Database

Master-Slave Database Replication: Achieving High Availability and Scalability

Your database is a single point of failure. If that one server goes down, your entire application goes with it. Replication fixes that.

16 Apr 2024

Master-Slave Database Replication: Achieving High Availability and Scalability

Your database is a single point of failure. If that one server goes down, your entire application goes with it. Replication fixes that.

Database replication creates copies of your data on multiple servers. The primary (master) handles all writes. The replicas (slaves) handle reads. If the primary dies, a replica can be promoted to take over.

How Master-Slave Replication Works

One server is the primary. It accepts all write operations -- inserts, updates, deletes. Every change gets recorded in a write-ahead log (WAL) or binary log.

One or more replicas continuously stream these changes from the primary and apply them locally. They maintain near-identical copies of the data.

Your application sends writes to the primary and distributes reads across replicas. Most web applications are read-heavy (often 80-90% reads), so this architecture handles scale well.

Setting It Up with PostgreSQL

Configure the primary server:

Sql
CREATE ROLE replica_user WITH REPLICATION LOGIN PASSWORD 'secure_password';

Edit postgresql.conf on the primary:

Text
wal_level = replica
max_wal_senders = 3
wal_keep_size = 64

Edit pg_hba.conf to allow the replica to connect:

Text
host replication replica_user <replica_ip>/32 md5

On the replica, create a base backup and configure recovery.conf:

Text
standby_mode = 'on'
primary_conninfo = 'host=<primary_ip> port=5432 user=replica_user password=secure_password'

Start the replica. It begins streaming changes from the primary.

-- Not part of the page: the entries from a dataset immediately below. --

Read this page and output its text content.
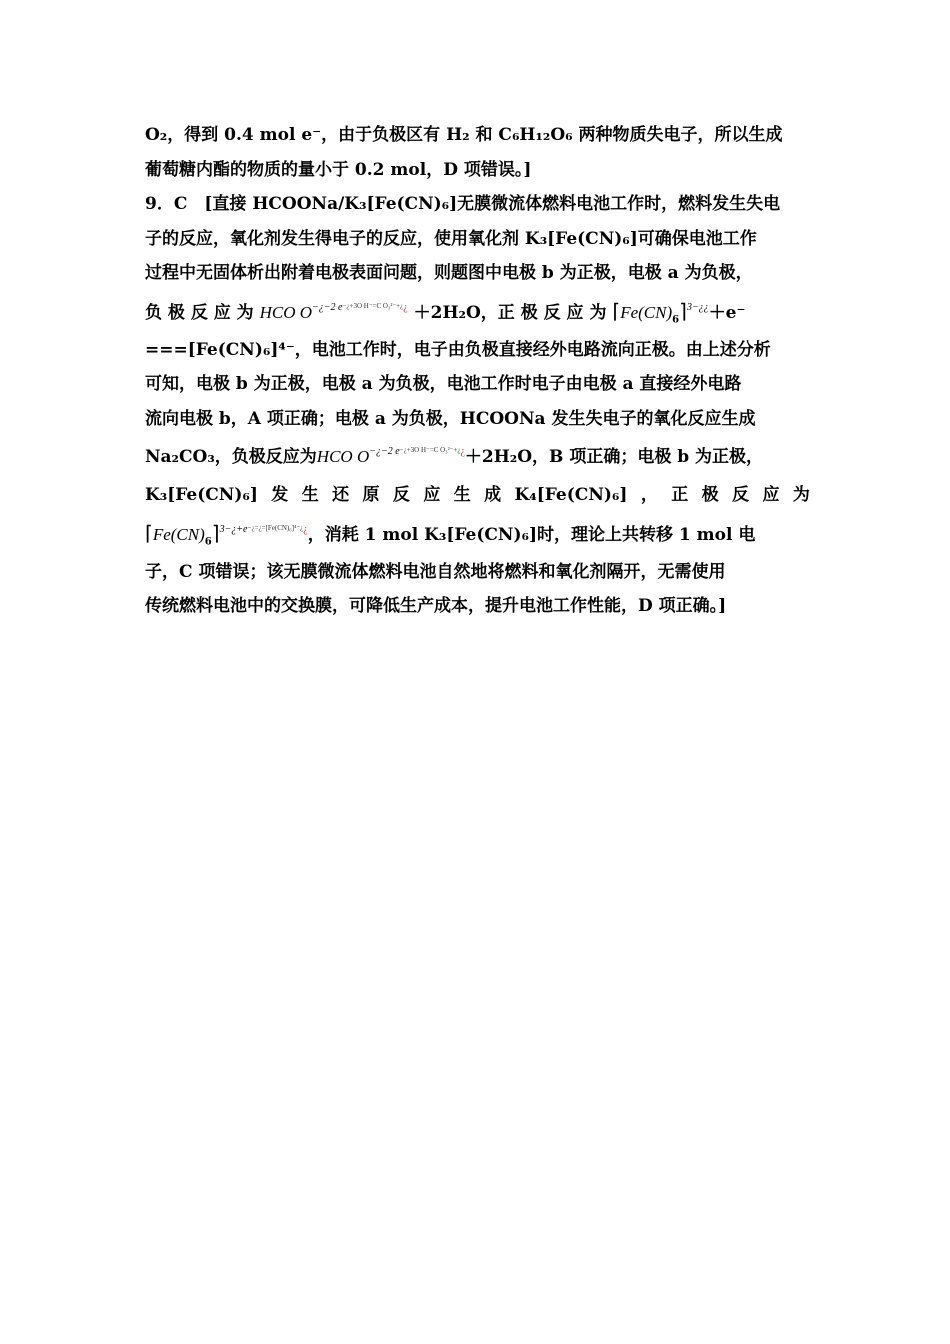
O₂，得到 0.4 mol e⁻，由于负极区有 H₂ 和 C₆H₁₂O₆ 两种物质失电子，所以生成
葡萄糖内酯的物质的量小于 0.2 mol，D 项错误。]
9．C　[直接 HCOONa/K₃[Fe(CN)₆]无膜微流体燃料电池工作时，燃料发生失电
子的反应，氧化剂发生得电子的反应，使用氧化剂 K₃[Fe(CN)₆]可确保电池工作
过程中无固体析出附着电极表面问题，则题图中电极 b 为正极，电极 a 为负极，
负 极 反 应 为 HCO $O^{-¿-2 e-¿+3O H^-=C O_3^{2-}+¿¿} +2H_2O$，正 极 反 应 为 $⌈Fe(CN)_6⌉^{3-¿¿}+e^-$
===[Fe(CN)₆]⁴⁻，电池工作时，电子由负极直接经外电路流向正极。由上述分析
可知，电极 b 为正极，电极 a 为负极，电池工作时电子由电极 a 直接经外电路
流向电极 b，A 项正确；电极 a 为负极，HCOONa 发生失电子的氧化反应生成
Na₂CO₃，负极反应为HCO $O^{-¿-2 e-¿+3O H^-=C O_3^{2-}+¿¿}+2H_2O$，B 项正确；电极 b 为正极，
K₃[Fe(CN)₆] 发 生 还 原 反 应 生 成 K₄[Fe(CN)₆] ， 正 极 反 应 为
$⌈Fe(CN)_6⌉^{3-¿+e-¿=¿=[Fe(CN)_6]^{4-}¿¿}$，消耗 1 mol K₃[Fe(CN)₆]时，理论上共转移 1 mol 电
子，C 项错误；该无膜微流体燃料电池自然地将燃料和氧化剂隔开，无需使用
传统燃料电池中的交换膜，可降低生产成本，提升电池工作性能，D 项正确。]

The Replication Lag Problem

Replication is asynchronous by default. The primary commits a write and returns success immediately. The replica receives that change milliseconds to seconds later.

During that gap, a read on the replica returns stale data. This is called replication lag.

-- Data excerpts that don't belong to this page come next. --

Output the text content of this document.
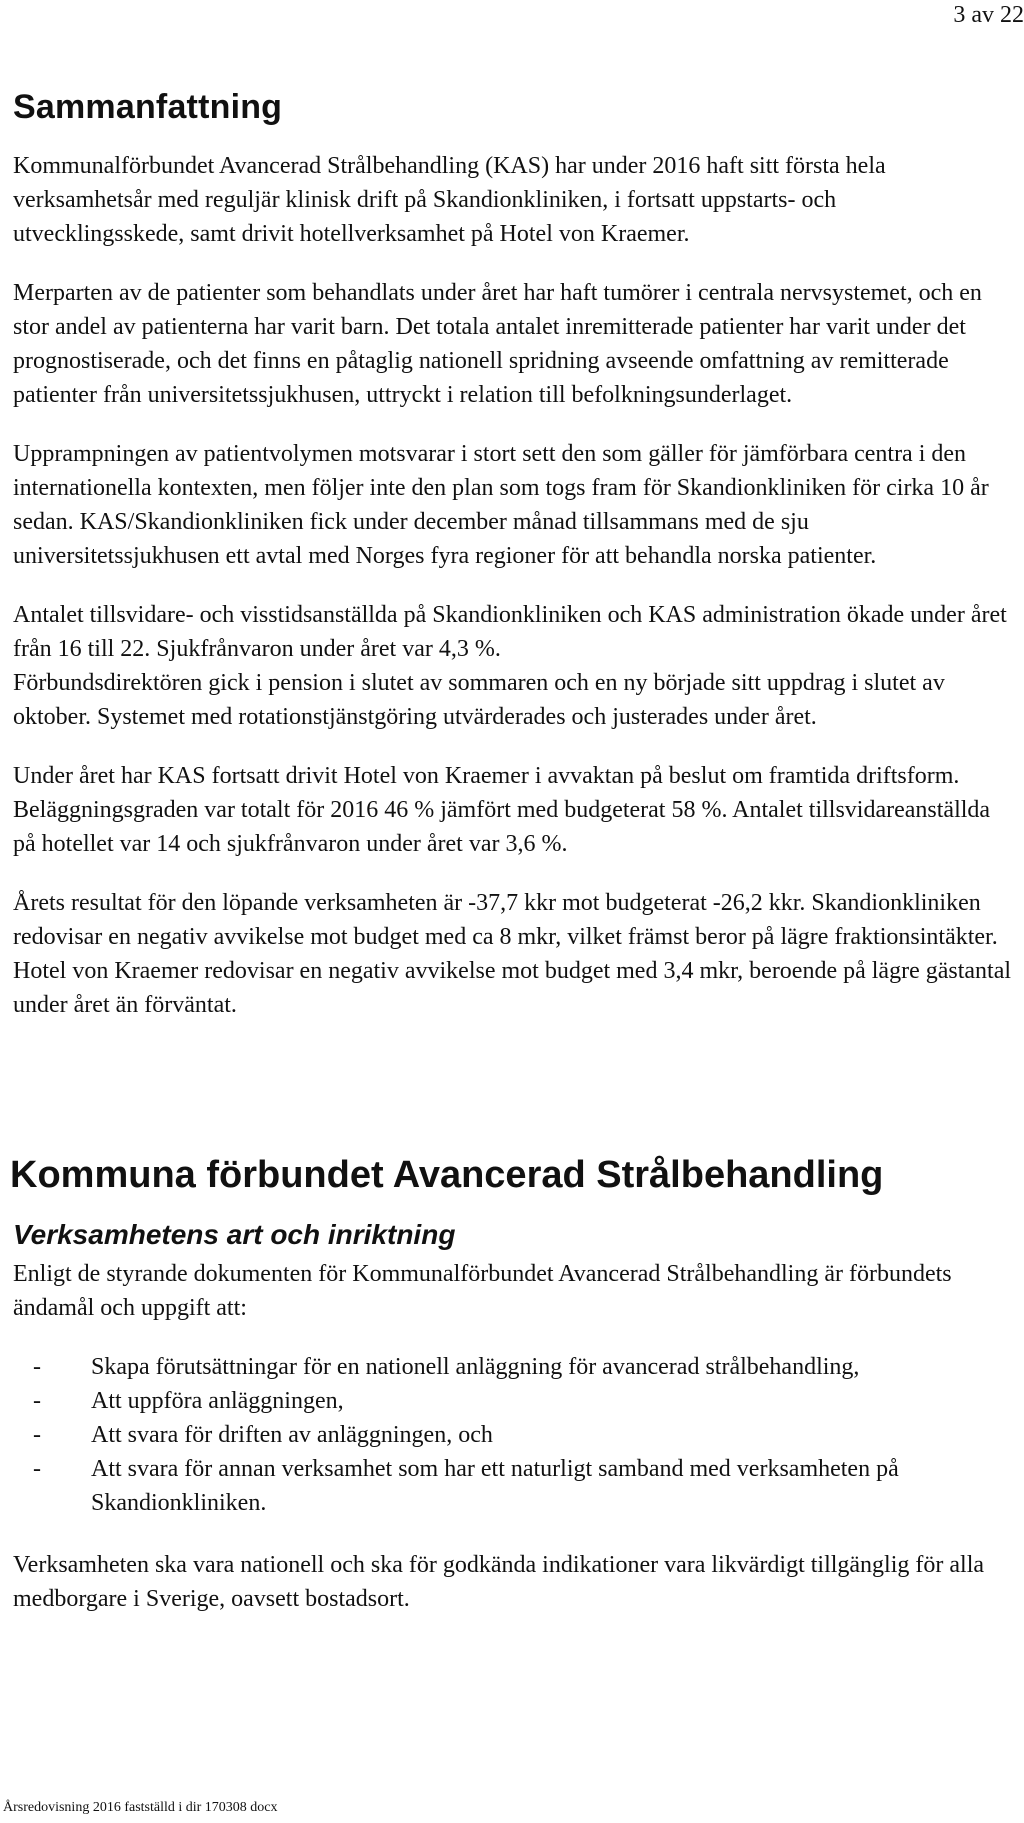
3 av 22
Sammanfattning

Kommunalförbundet Avancerad Strålbehandling (KAS) har under 2016 haft sitt första hela verksamhetsår med reguljär klinisk drift på Skandionkliniken, i fortsatt uppstarts- och utvecklingsskede, samt drivit hotellverksamhet på Hotel von Kraemer.

Merparten av de patienter som behandlats under året har haft tumörer i centrala nervsystemet, och en stor andel av patienterna har varit barn. Det totala antalet inremitterade patienter har varit under det prognostiserade, och det finns en påtaglig nationell spridning avseende omfattning av remitterade patienter från universitetssjukhusen, uttryckt i relation till befolkningsunderlaget.

Upprampningen av patientvolymen motsvarar i stort sett den som gäller för jämförbara centra i den internationella kontexten, men följer inte den plan som togs fram för Skandionkliniken för cirka 10 år sedan. KAS/Skandionkliniken fick under december månad tillsammans med de sju universitetssjukhusen ett avtal med Norges fyra regioner för att behandla norska patienter.

Antalet tillsvidare- och visstidsanställda på Skandionkliniken och KAS administration ökade under året från 16 till 22. Sjukfrånvaron under året var 4,3 %.

Förbundsdirektören gick i pension i slutet av sommaren och en ny började sitt uppdrag i slutet av oktober. Systemet med rotationstjänstgöring utvärderades och justerades under året.

Under året har KAS fortsatt drivit Hotel von Kraemer i avvaktan på beslut om framtida driftsform. Beläggningsgraden var totalt för 2016 46 % jämfört med budgeterat 58 %. Antalet tillsvidareanställda på hotellet var 14 och sjukfrånvaron under året var 3,6 %.

Årets resultat för den löpande verksamheten är -37,7 kkr mot budgeterat -26,2 kkr. Skandionkliniken redovisar en negativ avvikelse mot budget med ca 8 mkr, vilket främst beror på lägre fraktionsintäkter. Hotel von Kraemer redovisar en negativ avvikelse mot budget med 3,4 mkr, beroende på lägre gästantal under året än förväntat.

Kommuna förbundet Avancerad Strålbehandling
Verksamhetens art och inriktning

Enligt de styrande dokumenten för Kommunalförbundet Avancerad Strålbehandling är förbundets ändamål och uppgift att:

- Skapa förutsättningar för en nationell anläggning för avancerad strålbehandling,
- Att uppföra anläggningen,
- Att svara för driften av anläggningen, och
- Att svara för annan verksamhet som har ett naturligt samband med verksamheten på Skandionkliniken.

Verksamheten ska vara nationell och ska för godkända indikationer vara likvärdigt tillgänglig för alla medborgare i Sverige, oavsett bostadsort.

Årsredovisning 2016 fastställd i dir 170308 docx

For most applications, a few milliseconds of lag is fine. For others, it's not. If a user updates their profile and immediately reads it back from a replica, they might see old data. The fix: route reads-after-writes to the primary, or use synchronous replication (at the cost of write latency).

Multi-Master Replication

In multi-master setups, every node accepts writes. This eliminates the single-writer bottleneck but introduces conflict resolution. What happens when two nodes write to the same row simultaneously?

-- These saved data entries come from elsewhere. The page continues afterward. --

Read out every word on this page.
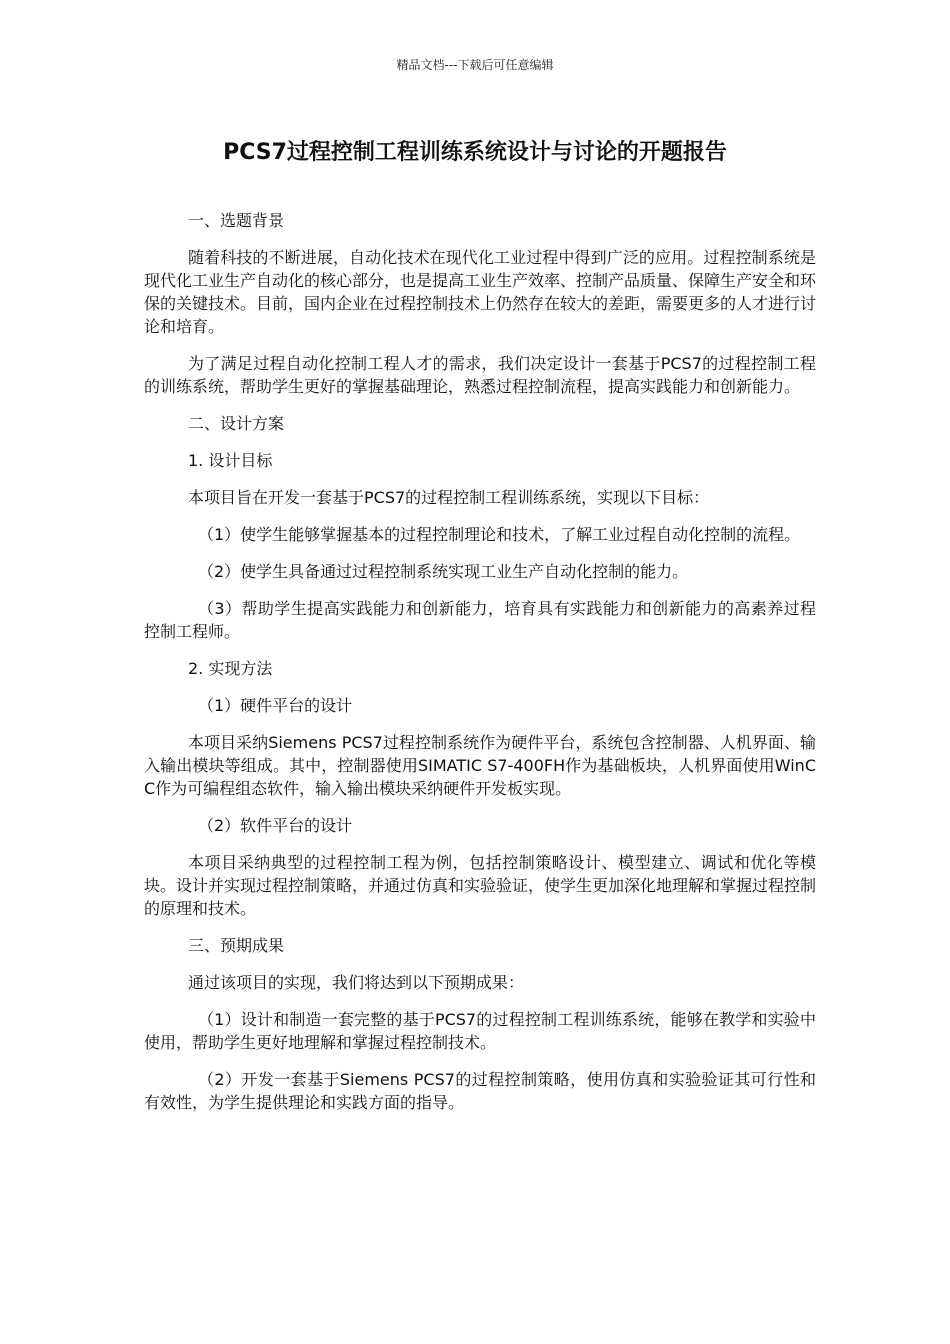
精品文档---下载后可任意编辑
PCS7过程控制工程训练系统设计与讨论的开题报告

一、选题背景

随着科技的不断进展，自动化技术在现代化工业过程中得到广泛的应用。过程控制系统是现代化工业生产自动化的核心部分，也是提高工业生产效率、控制产品质量、保障生产安全和环保的关键技术。目前，国内企业在过程控制技术上仍然存在较大的差距，需要更多的人才进行讨论和培育。

为了满足过程自动化控制工程人才的需求，我们决定设计一套基于PCS7的过程控制工程的训练系统，帮助学生更好的掌握基础理论，熟悉过程控制流程，提高实践能力和创新能力。

二、设计方案

1. 设计目标

本项目旨在开发一套基于PCS7的过程控制工程训练系统，实现以下目标：

（1）使学生能够掌握基本的过程控制理论和技术，了解工业过程自动化控制的流程。

（2）使学生具备通过过程控制系统实现工业生产自动化控制的能力。

（3）帮助学生提高实践能力和创新能力，培育具有实践能力和创新能力的高素养过程控制工程师。

2. 实现方法

（1）硬件平台的设计

本项目采纳Siemens PCS7过程控制系统作为硬件平台，系统包含控制器、人机界面、输入输出模块等组成。其中，控制器使用SIMATIC S7-400FH作为基础板块，人机界面使用WinCC作为可编程组态软件，输入输出模块采纳硬件开发板实现。

（2）软件平台的设计

本项目采纳典型的过程控制工程为例，包括控制策略设计、模型建立、调试和优化等模块。设计并实现过程控制策略，并通过仿真和实验验证，使学生更加深化地理解和掌握过程控制的原理和技术。

三、预期成果

通过该项目的实现，我们将达到以下预期成果：

（1）设计和制造一套完整的基于PCS7的过程控制工程训练系统，能够在教学和实验中使用，帮助学生更好地理解和掌握过程控制技术。

（2）开发一套基于Siemens PCS7的过程控制策略，使用仿真和实验验证其可行性和有效性，为学生提供理论和实践方面的指导。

Most teams avoid multi-master unless they genuinely need it. The conflict resolution logic is complex and error-prone. Master-slave is simpler and sufficient for most use cases.

The Trade-offs

Benefits:

  • Read scalability by distributing reads across replicas
  • High availability -- promote a replica if the primary fails
  • Geographic distribution -- place replicas closer to users

Costs:

  • Replication lag means reads may be stale
  • Write scalability doesn't improve -- the primary is still the bottleneck
  • Failover isn't instant and requires careful orchestration
  • More servers to manage, monitor, and pay for

Replication is typically the first scaling strategy you reach for after indexing and caching. It's simpler than sharding and solves the most common bottleneck: too many reads for a single server.